Bild: Diskutieren über die Energiewende: Grünen-Politiker Hans-Josef Fell (l.…
taz: Herr Kohler, Herr Fell, seit Monaten nimmt die Debatte über den Preis
der Energiewende kein Ende. Nun behauptet Bundesumweltminister Peter
Altmaier, das Vorhaben könne insgesamt eine Billion Euro kosten. Hat er
recht?
Stephan Kohler: Diese Zahl hat mich überrascht, wir können sie nicht
nachvollziehen.
Hans-Josef Fell: Herr Altmaier macht Panik mit nicht nachvollziehbaren
Horrorzahlen. Er will damit nur Stimmung gegen den Ausbau der erneuerbaren
Energien machen. Klar ist, der vollständige Umstieg auf erneuerbare
Energien ist wesentlich billiger, als an fossiler und atomarer
Energieversorgung festzuhalten.
Altmaier und Bundeswirtschaftsminister Philipp Rösler haben ein Konzept
vorgelegt, wie sie die Stromkosten begrenzen wollen. Ist das die Rettung
der Energiewende?
Fell: Das ist ganz klar das Ende der Energiewende. Damit investiert niemand
mehr in erneuerbare Energien.
Kohler: Was ich an den aktuellen Vorschlägen kritisch sehe, ist, dass die
Bundesminister Rösler und Altmaier die Förderung für Ökostrom gesetzlich
auf ein jährliches Maximum beschränken wollen. Das geht mit dem aktuellen
Fördersystem nicht, wenn wir gleichzeitig einen großen Zubau an Wind- und
Solarstrom haben. Aber was man auch klar sagen muss: Wir hatten noch nie
einen solchen Ausbau der Fotovoltaik wie im letzten Jahr. Fast 8.000
Megawatt. Bei dieser Dynamik vom Ende der Energiewende zu sprechen ist
falsch.
Fell: Das ist Vergangenheit. Wir reden doch von der Zukunft und darüber,
wie sich der Vorschlag der Bundesregierung auswirken wird. Mit der Dynamik
ist es jetzt vorbei.
Kohler: Das behaupten Sie doch seit Jahren.

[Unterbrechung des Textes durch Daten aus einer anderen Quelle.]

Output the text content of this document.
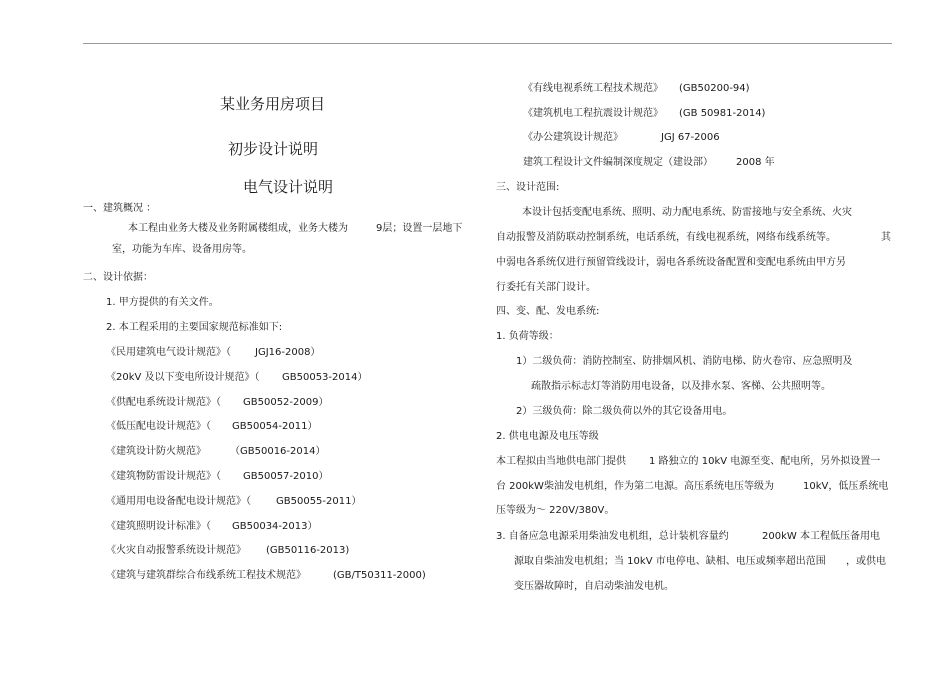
某业务用房项目
初步设计说明
电气设计说明
一、建筑概况 ：
本工程由业务大楼及业务附属楼组成，业务大楼为	9层；设置一层地下
室，功能为车库、设备用房等。
二、设计依据：
1. 甲方提供的有关文件。
2. 本工程采用的主要国家规范标准如下:
《民用建筑电气设计规范》（ JGJ16-2008）
《20kV 及以下变电所设计规范》（ GB50053-2014）
《供配电系统设计规范》（ GB50052-2009）
《低压配电设计规范》（ GB50054-2011）
《建筑设计防火规范》 （GB50016-2014）
《建筑物防雷设计规范》（ GB50057-2010）
《通用用电设备配电设计规范》（	GB50055-2011）
《建筑照明设计标准》（ GB50034-2013）
《火灾自动报警系统设计规范》 (GB50116-2013)
《建筑与建筑群综合布线系统工程技术规范》	(GB/T50311-2000)
《有线电视系统工程技术规范》 (GB50200-94)
《建筑机电工程抗震设计规范》 (GB 50981-2014)
《办公建筑设计规范》	JGJ 67-2006
建筑工程设计文件编制深度规定（建设部） 2008 年
三、设计范围:
本设计包括变配电系统、照明、动力配电系统、防雷接地与安全系统、火灾
自动报警及消防联动控制系统，电话系统，有线电视系统，网络布线系统等。	其
中弱电各系统仅进行预留管线设计，弱电各系统设备配置和变配电系统由甲方另
行委托有关部门设计。
四、变、配、发电系统:
1. 负荷等级：
1）二级负荷：消防控制室、防排烟风机、消防电梯、防火卷帘、应急照明及
疏散指示标志灯等消防用电设备，以及排水泵、客梯、公共照明等。
2）三级负荷：除二级负荷以外的其它设备用电。
2. 供电电源及电压等级
本工程拟由当地供电部门提供 1 路独立的 10kV 电源至变、配电所，另外拟设置一
台 200kW柴油发电机组，作为第二电源。高压系统电压等级为	10kV，低压系统电
压等级为～ 220V/380V。
3. 自备应急电源采用柴油发电机组，总计装机容量约	200kW 本工程低压备用电
源取自柴油发电机组；当 10kV 市电停电、缺相、电压或频率超出范围 ，或供电
变压器故障时，自启动柴油发电机。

Fell: Natürlich ist die Fotovoltaik in den letzten Jahren stark ausgebaut
worden. Heute müssen wir eigentlich darüber reden, warum uns die Chinesen
mit Dumpingpreisen vom Markt drängen. Das ist keine Frage der Energiewende,
sondern der Industriepolitik, und da kommt von der Bundesregierung nichts.
Sind die erneuerbaren Energien denn nun überfördert oder nicht?
Fell: Vielleicht sind es einige wenige, extrem gute Windstandorte im
Norden. Aber allein wegen der Ankündigung von Förderkürzungen werden sehr
viele Projekte nicht mehr gebaut. Rösler und Altmaier wollen, dass Solar-
oder Windkraftwerke, auch Bioenergie und Wasserkraft einige Monate keine
Vergütung bekommen, nachdem sie ans Netz gegangen sind. Die Banken fordern
sofort mehr Eigenkapital, das Projekt wird teurer. Zudem soll die Vergütung
für Anlagen, die bereits laufen, rückwirkend gekürzt werden. Da wird es
massenweise Insolvenzen geben.
Kohler: Es geht rückwirkend um eine einmalige Kürzung von 1,5 Prozent, das
würde ich nun wirklich nicht so dramatisch einschätzen. Wo ich Ihnen
zustimme: Es gibt wegen der Vorschläge eine Verunsicherung bei der
Finanzierung. Da schauen die Banken genau hin und verlangen
Risikoaufschläge. Das können professionelle Investoren mit großem
Finanzpolster besser puffern als Bürgerwindparks oder Genossenschaften
Seit Monaten debattiert Deutschland über zu hohe Strompreise. Ist die
Energiewende schuld?
Fell: Nein. Der Strompreis hierzulande steigt langsamer als in anderen
europäischen Ländern. Was sich wirklich verteuert, ist das Heizöl, das ist
die größte Belastung für die Haushalte. Und was machen Altmaier und Rösler?
Debattieren nur die Strompreise. Nur mit erneuerbaren Energien kommen wir
raus aus der Preisspirale fossiler Rohstoffe. Es ist ein
Schildbürgerstreich, den Ausbau der erneuerbaren Energien jetzt zu bremsen.
Herr Kohler, ist die Strompreisdebatte nur aufgesetzt?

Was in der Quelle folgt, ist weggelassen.